Amotz Asa-El, The Jewish March of Folly (Part II)

Now for Herod.

Asa-El acknowledges that Herod was a paranoid psychopath who murdered most of his family. Despite that, he is a Herod fan because Herod was a master politician. Herod brought peace and prosperity to Judea (as long as you didn't cross him) while preserving the nominal status of Judea as and "ally" of Rome rather than a "subject" of Rome.

Asa-El considers the petition to Caesar to replace Herod's son with a Roman governor to be the first of the two blunders that led to the destruction of the Temple. (The second blunder was the rebellion itself.) He thinks that a Jewish king, no matter how tyrannical, would have been preferable to a Roman governor, no matter how benign, because a Jewish king would not have made the kind of culturally offensive blunders that e.g. Pontius Pilate made.

That's domestic policy. What about foreign policy? Would a Jewish monarchy have kept Judea alive indefinitely as a political entity? How sure is Asa-El that a Jewish king wouldn't have screwed up foreign policy?
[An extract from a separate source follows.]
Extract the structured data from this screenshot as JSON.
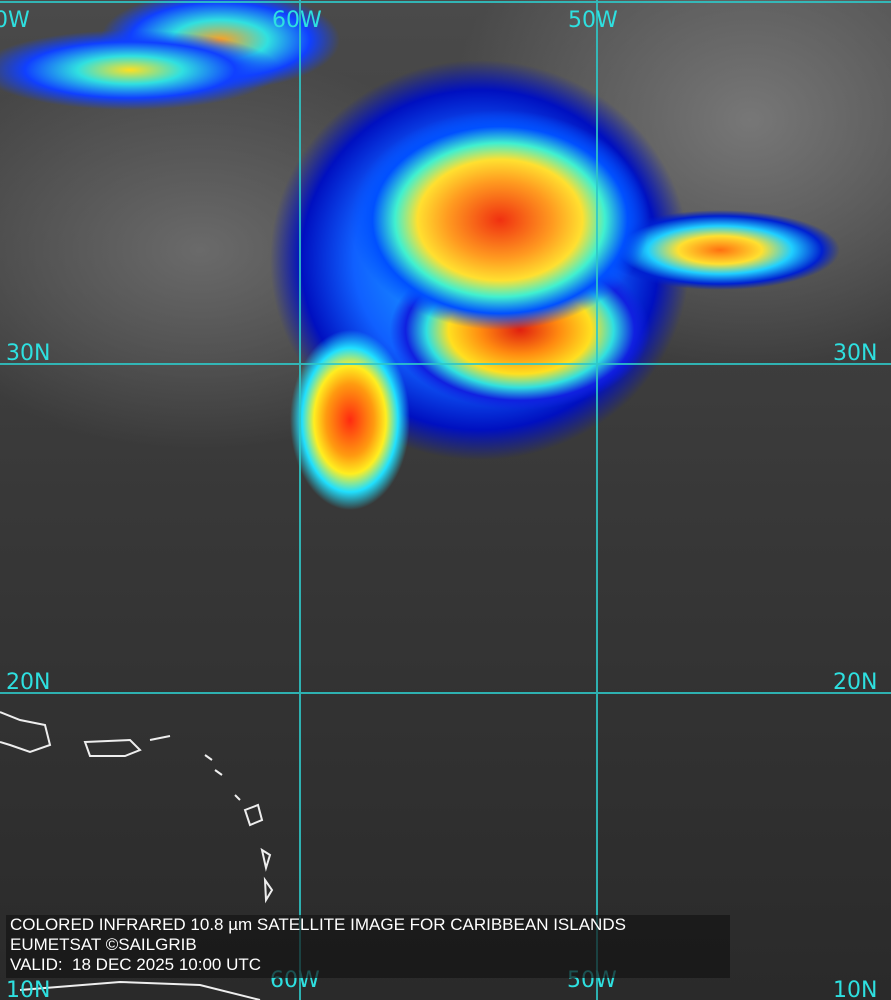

For a short time, Judea did again have a Jewish king, Herod's grandson Agrippa I, who got his appointment as a reward for helping Claudius navigate the politics of succession after the assassination of Caligula. Suppose that, as the Romans suspected him of trying, Agrippa had succeeded in organizing a rebellion of the Eastern provinces against Rome. He would have suffered the same fate that Zenobia suffered two hundred years later, and the Temple would have been destroyed right on schedule.